Eddie Van Halen betrat ein Aufnahmestudio in einem Hochhaus in Century City. Er war dort, um den Neffen seines Freundes zu unterstützen, der für ein Projekt bei einem großen Plattenlabel vorsprach. Der Produzent, ein einflussreicher A&R-Manager, der bereits mehrere Platin-Acts unter Vertrag genommen hatte, veranstaltete offene Vorsprechen für Gitarristen.
Eddie saß mit einem Dutzend anderer Gitarristen im Wartebereich; alle jung, alle nervös, alle ihre Instrumente fest umklammert. Der Produzent kam aus dem Studio, blickte in den Warteraum und verkündete: „Ich will euch allen Zeit sparen. Ich habe diese Woche schon tausend Gitarristen gehört.
Jeder hält sich für etwas Besonderes. Ihr habt 30 Sekunden, um mir etwas Neues zu zeigen, sonst seid ihr raus. Wenn ihr ‚ Stairway to Heaven‘, ‚Eruption‘ oder irgendeine andere Coverversion spielen wollt, könnt ihr euch sparen.

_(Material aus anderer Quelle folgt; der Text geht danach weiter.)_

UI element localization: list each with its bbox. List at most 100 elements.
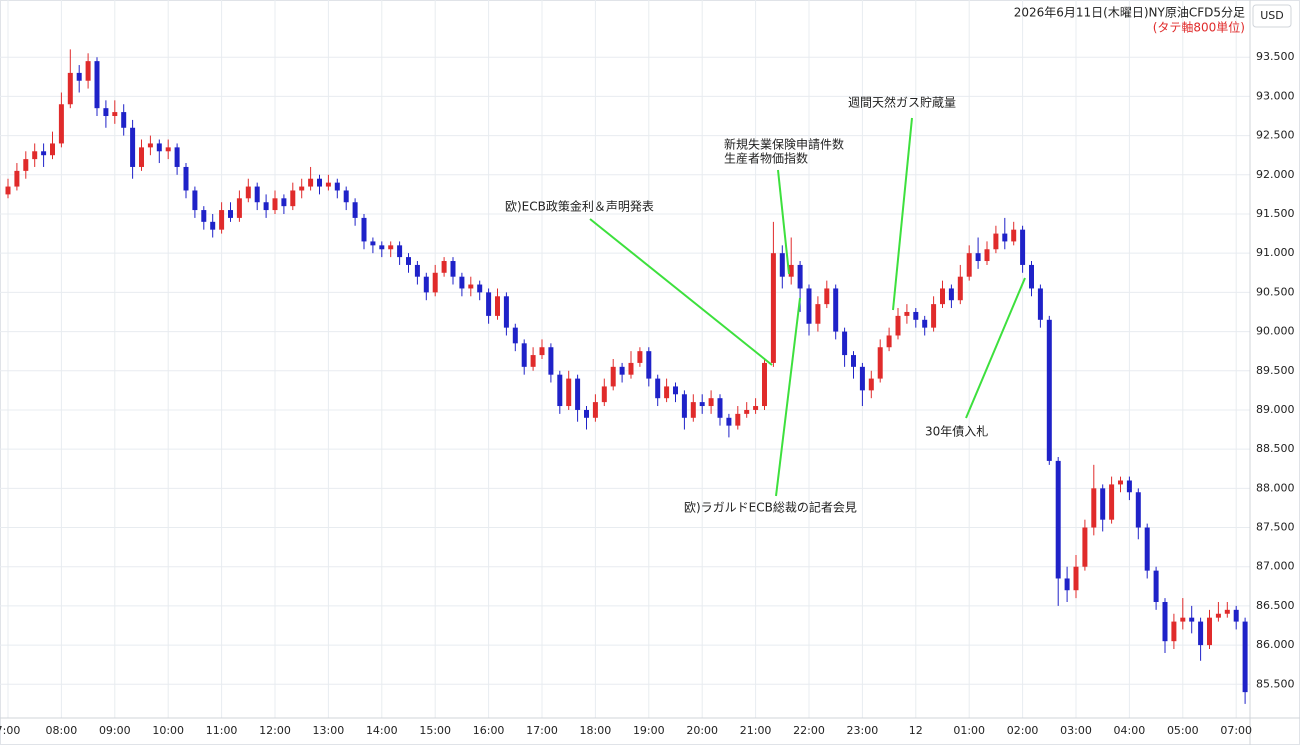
candle-body — [85, 61, 91, 81]
candle-body — [41, 151, 47, 156]
annotation: 欧)ECB政策金利＆声明発表 — [505, 199, 654, 214]
candle-body — [788, 264, 794, 277]
candle-body — [877, 347, 883, 379]
candle-body — [130, 127, 136, 167]
candle-body — [735, 413, 741, 426]
y-tick-label: 88.500 — [1256, 442, 1295, 455]
candle-body — [1002, 233, 1008, 242]
candle-body — [343, 190, 349, 203]
candle-body — [219, 210, 225, 230]
candle-body — [681, 394, 687, 418]
candle-body — [699, 402, 705, 407]
candle-body — [717, 398, 723, 418]
candle-body — [503, 296, 509, 328]
candle-body — [806, 288, 812, 324]
candle-body — [637, 351, 643, 363]
candle-body — [548, 347, 554, 375]
y-tick-label: 89.500 — [1256, 364, 1295, 377]
candle-body — [1135, 492, 1141, 528]
candle-body — [1037, 288, 1043, 320]
candle-body — [1224, 609, 1230, 614]
candle-body — [1233, 609, 1239, 622]
y-tick-label: 91.500 — [1256, 207, 1295, 220]
x-tick-label: 16:00 — [473, 724, 505, 737]
candle-body — [450, 261, 456, 277]
candle-body — [254, 186, 260, 203]
annotation: 新規失業保険申請件数 — [724, 137, 844, 152]
candle-body — [842, 331, 848, 356]
candle-body — [174, 147, 180, 167]
candle-body — [904, 311, 910, 316]
x-tick-label: 14:00 — [366, 724, 398, 737]
candle-body — [468, 284, 474, 289]
x-tick-label: 11:00 — [206, 724, 238, 737]
candles — [5, 49, 1248, 704]
y-tick-label: 87.500 — [1256, 521, 1295, 534]
candle-body — [948, 288, 954, 301]
candle-body — [521, 343, 527, 367]
x-tick-label: 20:00 — [686, 724, 718, 737]
candle-body — [236, 198, 242, 218]
candle-body — [1162, 601, 1168, 642]
x-tick-label: 15:00 — [419, 724, 451, 737]
candle-body — [895, 315, 901, 336]
x-tick-label: 08:00 — [46, 724, 78, 737]
chart-title: 2026年6月11日(木曜日)NY原油CFD5分足 — [1014, 6, 1245, 20]
candle-body — [566, 378, 572, 407]
y-tick-label: 90.000 — [1256, 325, 1295, 338]
y-tick-label: 91.000 — [1256, 246, 1295, 259]
candle-body — [94, 61, 100, 109]
x-tick-label: 03:00 — [1060, 724, 1092, 737]
candle-body — [210, 221, 216, 230]
annotation-line — [892, 117, 913, 311]
grid — [0, 0, 1250, 718]
candle-body — [628, 362, 634, 375]
candle-body — [1118, 480, 1123, 485]
x-tick-label: 21:00 — [740, 724, 772, 737]
candle-body — [770, 253, 776, 363]
x-tick-label: 09:00 — [99, 724, 131, 737]
candle-body — [1215, 613, 1221, 618]
annotations: 欧)ECB政策金利＆声明発表 新規失業保険申請件数 生産者物価指数 週間天然ガス… — [505, 95, 1026, 515]
candle-body — [779, 253, 785, 277]
candle-body — [334, 182, 340, 191]
candle-body — [1242, 621, 1248, 693]
annotation: 30年債入札 — [925, 424, 988, 439]
candle-body — [1091, 488, 1097, 528]
candle-body — [922, 319, 928, 328]
candle-body — [984, 249, 990, 262]
candle-body — [690, 402, 696, 418]
candle-body — [1082, 527, 1088, 567]
y-tick-label: 86.000 — [1256, 638, 1295, 651]
candle-body — [851, 355, 856, 367]
candle-body — [610, 366, 616, 387]
currency-box — [1252, 4, 1292, 28]
candle-body — [325, 182, 331, 187]
annotation: 生産者物価指数 — [724, 151, 808, 166]
candle-body — [664, 386, 670, 399]
candle-body — [192, 190, 198, 211]
y-tick-label: 86.500 — [1256, 599, 1295, 612]
candle-body — [361, 217, 367, 242]
candle-body — [1189, 617, 1195, 622]
y-tick-label: 92.000 — [1256, 168, 1295, 181]
y-tick-label: 85.500 — [1256, 677, 1295, 690]
candle-body — [397, 245, 403, 258]
candle-body — [744, 409, 750, 414]
candle-body — [139, 147, 144, 167]
candle-body — [1109, 484, 1115, 520]
candle-body — [423, 276, 429, 293]
candle-body — [290, 190, 296, 207]
candle-body — [592, 402, 598, 418]
candle-body — [1073, 566, 1079, 591]
y-tick-label: 87.000 — [1256, 560, 1295, 573]
candle-body — [432, 272, 438, 293]
candle-body — [14, 170, 20, 187]
candle-body — [1100, 488, 1106, 520]
candle-body — [1029, 264, 1034, 289]
candle-body — [1198, 621, 1204, 646]
candle-body — [975, 253, 981, 262]
candle-body — [957, 276, 963, 301]
candle-body — [539, 347, 545, 356]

Ich brauche Originalität, keine Imitation.“ Er deutete auf den ersten Gitarristen. „Du bist dran.“ Dann bemerkte er Eddie, der still in der Ecke saß. „Du auch, alter Hase.
Spielst du vor oder wartest du nur auf jemanden?“ Eddie sagte amüsiert: „Ich kann vorspielen, wenn du willst.“ Der Produzent sah skeptisch aus, zuckte aber mit den Achseln. „Klar.“ Wenn wir Sie aufrufen, haben Sie wie alle anderen 30 Sekunden Zeit . „Beeindrucke mich.“ Was zwei Stunden später geschah, wurde zur legendärsten Vorspielgeschichte der Musikgeschichte.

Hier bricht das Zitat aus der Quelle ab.